Comunque, mio padre è venuto a trovarmi ma l'ho cacciato via. Non so perché. La mia ormai compagna di stanza verso sera ha avuto una crisi perché gli infermieri avevano "preso in giro" il suo disegno, così urlava dicendo di volersi tagliare e sono stata l'unica a calmarla. Schifoso. A cosa cazzo servono gli assistenti sanitari se neanche aiutano? Si voleva fare del male con il cavo del telefono, così le ho bloccato i polsi. Il mio dottore mi ha elogiata dicendo che ho sensibilità ed empatia, ma è una bugia. Sono una persona orribile, egoista ed indifferente a tutto, non mi importa realmente di niente e di nessuno, tantomeno di me stessa; l'ho aiutata solo perché non volevo sentirmi dire di essere insensibile, dopotutto finché sarò qui la sua amicizia mi servirà. Così pensavo.
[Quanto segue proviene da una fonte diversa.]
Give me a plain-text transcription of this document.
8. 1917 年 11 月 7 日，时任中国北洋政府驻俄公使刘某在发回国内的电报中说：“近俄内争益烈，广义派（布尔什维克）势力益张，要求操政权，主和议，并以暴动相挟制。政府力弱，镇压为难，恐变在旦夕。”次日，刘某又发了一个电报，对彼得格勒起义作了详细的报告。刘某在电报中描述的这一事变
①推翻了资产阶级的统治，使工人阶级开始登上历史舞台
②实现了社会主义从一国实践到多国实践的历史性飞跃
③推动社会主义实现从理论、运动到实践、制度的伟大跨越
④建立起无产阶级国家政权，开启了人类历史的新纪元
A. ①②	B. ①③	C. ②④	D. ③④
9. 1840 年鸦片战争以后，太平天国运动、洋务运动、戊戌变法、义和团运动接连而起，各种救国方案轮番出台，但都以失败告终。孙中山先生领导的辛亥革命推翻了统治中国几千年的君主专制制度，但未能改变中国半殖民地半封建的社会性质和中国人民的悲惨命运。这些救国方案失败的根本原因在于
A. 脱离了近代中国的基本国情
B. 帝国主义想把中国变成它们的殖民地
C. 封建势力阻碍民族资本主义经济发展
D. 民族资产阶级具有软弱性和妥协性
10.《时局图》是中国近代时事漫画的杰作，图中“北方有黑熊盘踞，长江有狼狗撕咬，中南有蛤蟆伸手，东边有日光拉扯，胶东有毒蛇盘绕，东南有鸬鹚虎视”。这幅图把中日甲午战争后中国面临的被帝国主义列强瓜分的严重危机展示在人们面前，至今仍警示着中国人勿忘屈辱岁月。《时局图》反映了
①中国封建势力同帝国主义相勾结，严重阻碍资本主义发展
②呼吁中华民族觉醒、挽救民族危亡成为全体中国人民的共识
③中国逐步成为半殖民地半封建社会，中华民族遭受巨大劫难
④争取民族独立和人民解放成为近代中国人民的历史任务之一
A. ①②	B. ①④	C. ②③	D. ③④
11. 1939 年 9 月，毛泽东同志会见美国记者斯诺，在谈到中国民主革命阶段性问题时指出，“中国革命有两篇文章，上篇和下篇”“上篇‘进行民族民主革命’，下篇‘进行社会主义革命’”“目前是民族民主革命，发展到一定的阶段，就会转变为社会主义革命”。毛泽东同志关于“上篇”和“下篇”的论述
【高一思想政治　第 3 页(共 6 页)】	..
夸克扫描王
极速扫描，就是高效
Pochi giorni dopo inaspettatamente arrivò in ricovero la ragazza dai capelli rossi che incontrai la prima volta, ed io mi preoccupai che assieme alla mia compagna mi avrebbero esclusa. Ironia della sorte noi abbiamo escluso lei. Beh, non per cattiveria, più che altro ci legammo troppo morbosamente e finimmo per innamorarci. (almeno per me) Non so e forse non saprò mai cosa le passa per la testa, se in questi giorni meravigliosi passati insieme io abbia avuto un posto importante nella sua vita o ero soltanto un ripiego, un modo per fuggire di li, una copertura. C'era anche un altro ragazzo in reparto che mi dava sui nervi: il classico donnaiolo. Prima ha fatto innamorare la mia fragile e confusa compagna di stanza e poi ha iniziato a gironzolare intorno al mio angelo dai capelli rossi e, nonostante avessi messo le cose in chiaro, non sembrava voler cedere. Fortunatamente, abbiamo fatto finta di niente e ci siamo godute appieno quel piccolo angolo di paradiso che ci eravamo create. Era come un sogno diventato realtà, mi sentivo amata come mai prima, e volevo che quella sensazione non finisse mai. Credevo di amarla davvero. Non avevo tenuto conto del suo fragile stato mentale e l'avevo dipinta come qualcuno che avrebbe potuto riempirmi la vita, ma era solo un angelo caduto che raccoglieva i pezzi delle sue ali.
O mio angelo caduto,
le tue ali hai perduto?
Forse volevi volare troppo lontano
ti sei avvicinata troppo al sole
si sono spezzate le tue ali, o mio dannato angelo
raccoglile, ti prego
così tornerai a volare
e solo allora io potrò riprendere a respirare.
26. ossessione
tu che disorienti come vagabondare in una selva in una notte buia
tu che splendi fioca come le prime luci di un debole tramonto
tu che distruggi il mio cuore e tutta me stessa con la stessa foga con cui il mare distrugge le città e le bombe annientano le genti. È questo che hai fatto con il mio cuore, o mia bellissima ossessione, ci ha giocato, lo hai riempito, pompato d'amore e delle tue attenzioni d'oro, e poi l'hai schiacciato tra le tue pallide dita. ora i pezzi chiedono di essere raccolti, chiedono di essere di nuovo riempiti, chiedono la vita.
Ma nonostante questo, resti la mia bellissima ossessione.